The stream-based DCP improves speeds by removing bottlenecks, and helps the way increased memory and network capabilities are used, according to Couchbase. Among other benefits, it lists better view performance and the immediate streaming and rapid indexing of changes made to documents to enable data queries at near real-time speeds.

DCP is also attributed with the ability to cut latency for Couchbase Cross Data Center Replication, or XDCR, by replicating data, memory to memory, from the source cluster to the destination cluster.

Couchbase Server 3.0 beta's tunable memory allows admins to opt to keep all data in memory for fast response times, or just to retain a subset.

"This new capability gives Couchbase Server the power to support very large datasets efficiently and cost-effectively, and makes it possible for Couchbase Server to support a variety of new use cases as the database can be configured on the fly to support whatever the application needs," the company said.

On the administration side, the beta release has new options that enable incremental backups of only data changed since the last backup, which speeds up the process and requires less storage.

Administrators will also get better control over the resource allocation of buckets, which are isolated, virtual containers that logically group records within a cluster.

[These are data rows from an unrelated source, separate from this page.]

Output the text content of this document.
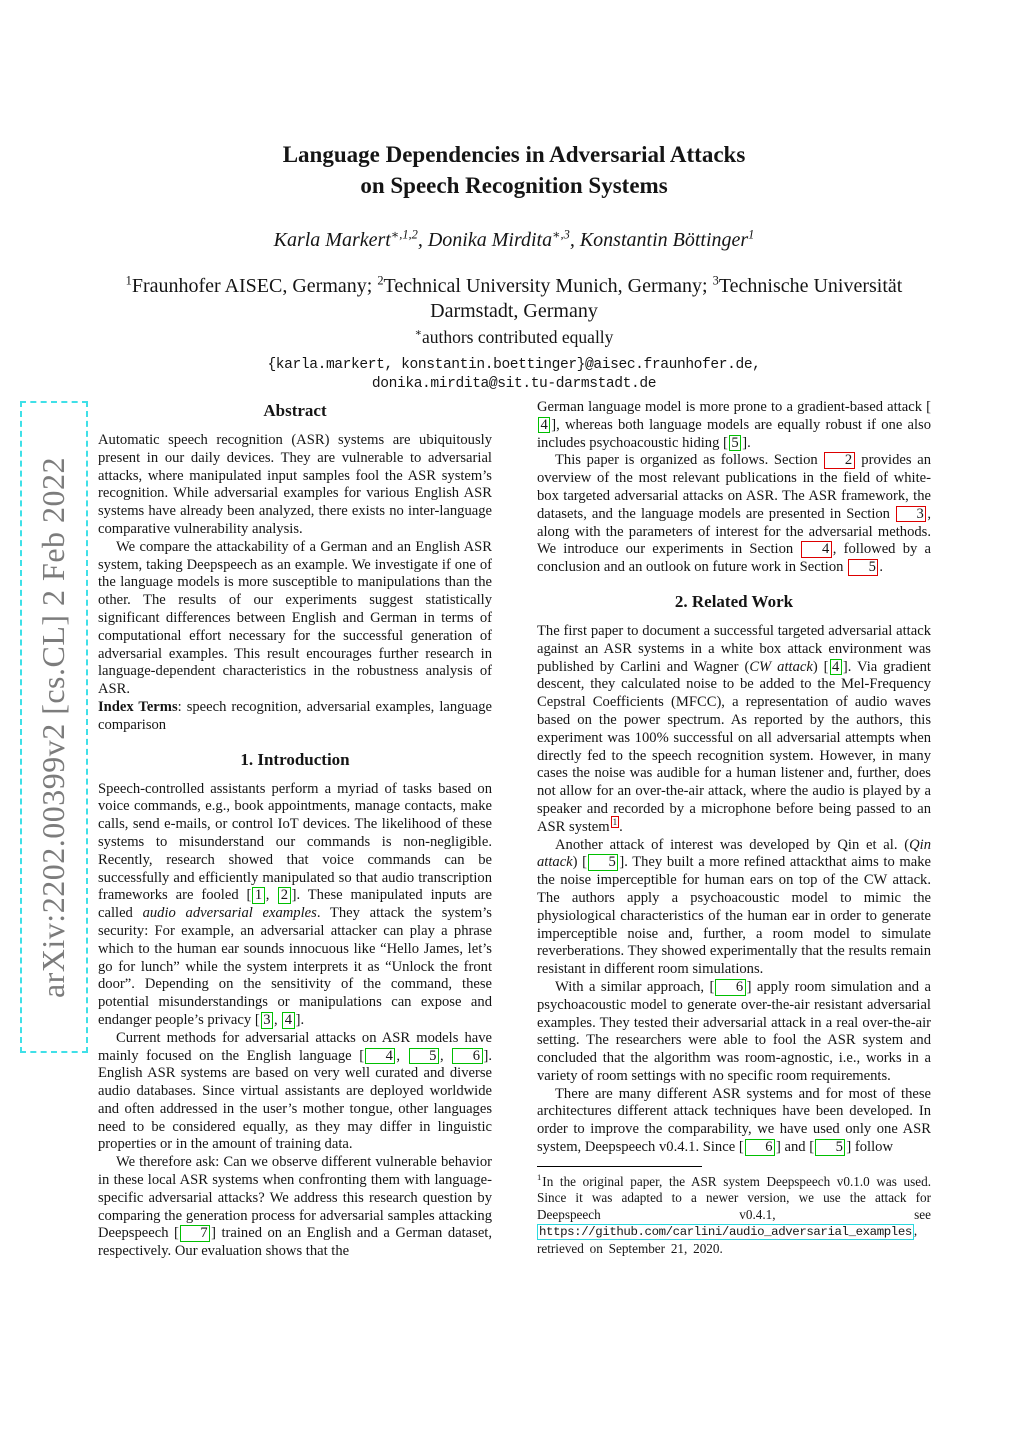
arXiv:2202.00399v2 [cs.CL] 2 Feb 2022
Language Dependencies in Adversarial Attacks
on Speech Recognition Systems
Karla Markert$^{∗,1,2}$, Donika Mirdita$^{∗,3}$, Konstantin Böttinger$^1$
$^1$Fraunhofer AISEC, Germany; $^2$Technical University Munich, Germany; $^3$Technische Universität Darmstadt, Germany
∗authors contributed equally
{karla.markert, konstantin.boettinger}@aisec.fraunhofer.de,
donika.mirdita@sit.tu-darmstadt.de
Abstract

Automatic speech recognition (ASR) systems are ubiquitously present in our daily devices. They are vulnerable to adversarial attacks, where manipulated input samples fool the ASR system’s recognition. While adversarial examples for various English ASR systems have already been analyzed, there exists no inter-language comparative vulnerability analysis.

We compare the attackability of a German and an English ASR system, taking Deepspeech as an example. We investigate if one of the language models is more susceptible to manipulations than the other. The results of our experiments suggest statistically significant differences between English and German in terms of computational effort necessary for the successful generation of adversarial examples. This result encourages further research in language-dependent characteristics in the robustness analysis of ASR.

Index Terms: speech recognition, adversarial examples, language comparison

1. Introduction

Speech-controlled assistants perform a myriad of tasks based on voice commands, e.g., book appointments, manage contacts, make calls, send e-mails, or control IoT devices. The likelihood of these systems to misunderstand our commands is non-negligible. Recently, research showed that voice commands can be successfully and efficiently manipulated so that audio transcription frameworks are fooled [ 1 , 2 ]. These manipulated inputs are called audio adversarial examples. They attack the system’s security: For example, an adversarial attacker can play a phrase which to the human ear sounds innocuous like “Hello James, let’s go for lunch” while the system interprets it as “Unlock the front door”. Depending on the sensitivity of the command, these potential misunderstandings or manipulations can expose and endanger people’s privacy [ 3 , 4 ].

Current methods for adversarial attacks on ASR models have mainly focused on the English language [ 4 , 5 , 6 ]. English ASR systems are based on very well curated and diverse audio databases. Since virtual assistants are deployed worldwide and often addressed in the user’s mother tongue, other languages need to be considered equally, as they may differ in linguistic properties or in the amount of training data.

We therefore ask: Can we observe different vulnerable behavior in these local ASR systems when confronting them with language-specific adversarial attacks? We address this research question by comparing the generation process for adversarial samples attacking Deepspeech [ 7 ] trained on an English and a German dataset, respectively. Our evaluation shows that the

German language model is more prone to a gradient-based attack [4 ], whereas both language models are equally robust if one also includes psychoacoustic hiding [ 5 ].

This paper is organized as follows. Section 2 provides an overview of the most relevant publications in the field of white-box targeted adversarial attacks on ASR. The ASR framework, the datasets, and the language models are presented in Section 3 , along with the parameters of interest for the adversarial methods. We introduce our experiments in Section 4 , followed by a conclusion and an outlook on future work in Section 5 .

2. Related Work

The first paper to document a successful targeted adversarial attack against an ASR systems in a white box attack environment was published by Carlini and Wagner (CW attack) [ 4 ]. Via gradient descent, they calculated noise to be added to the Mel-Frequency Cepstral Coefficients (MFCC), a representation of audio waves based on the power spectrum. As reported by the authors, this experiment was 100% successful on all adversarial attempts when directly fed to the speech recognition system. However, in many cases the noise was audible for a human listener and, further, does not allow for an over-the-air attack, where the audio is played by a speaker and recorded by a microphone before being passed to an ASR system $^1$ .

Another attack of interest was developed by Qin et al. (Qin attack) [ 5 ]. They built a more refined attackthat aims to make the noise imperceptible for human ears on top of the CW attack. The authors apply a psychoacoustic model to mimic the physiological characteristics of the human ear in order to generate imperceptible noise and, further, a room model to simulate reverberations. They showed experimentally that the results remain resistant in different room simulations.

With a similar approach, [ 6 ] apply room simulation and a psychoacoustic model to generate over-the-air resistant adversarial examples. They tested their adversarial attack in a real over-the-air setting. The researchers were able to fool the ASR system and concluded that the algorithm was room-agnostic, i.e., works in a variety of room settings with no specific room requirements.

There are many different ASR systems and for most of these architectures different attack techniques have been developed. In order to improve the comparability, we have used only one ASR system, Deepspeech v0.4.1. Since [ 6 ] and [ 5 ] follow

$^1$In the original paper, the ASR system Deepspeech v0.1.0 was used. Since it was adapted to a newer version, we use the attack for Deepspeech v0.4.1, see https://github.com/carlini/audio_adversarial_examples , retrieved on September 21, 2020.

Pause and resume controls enable XDCR replication to be stopped and started again during maintenance.

Couchbase Server 3.0 also offers better security, with SSL encryption of data in flight between client and server, "providing secure on-the-wire data access for applications and administrators". Encrypted HTTPS access to the Couchbase administrator console and the REST API is another new feature.

For developers, SDKs offer access to integrated, native JSON, giving easier and faster app development in commonly used languages, Couchbase said. There are also asynchronous and reactive interfaces in Java and .NET for the creation of what Couchbase describes as richer applications, with better IO performance.

On top of that there are new integrations with open-source application framework Spring, coroutine-based Python networking library gevent, and event-driven networking engine Twisted, among others.

With the beta, Couchbase has also launched a Server 3.0 bug bash competition, with winners to be announced at the annual user conference in San Francisco in October.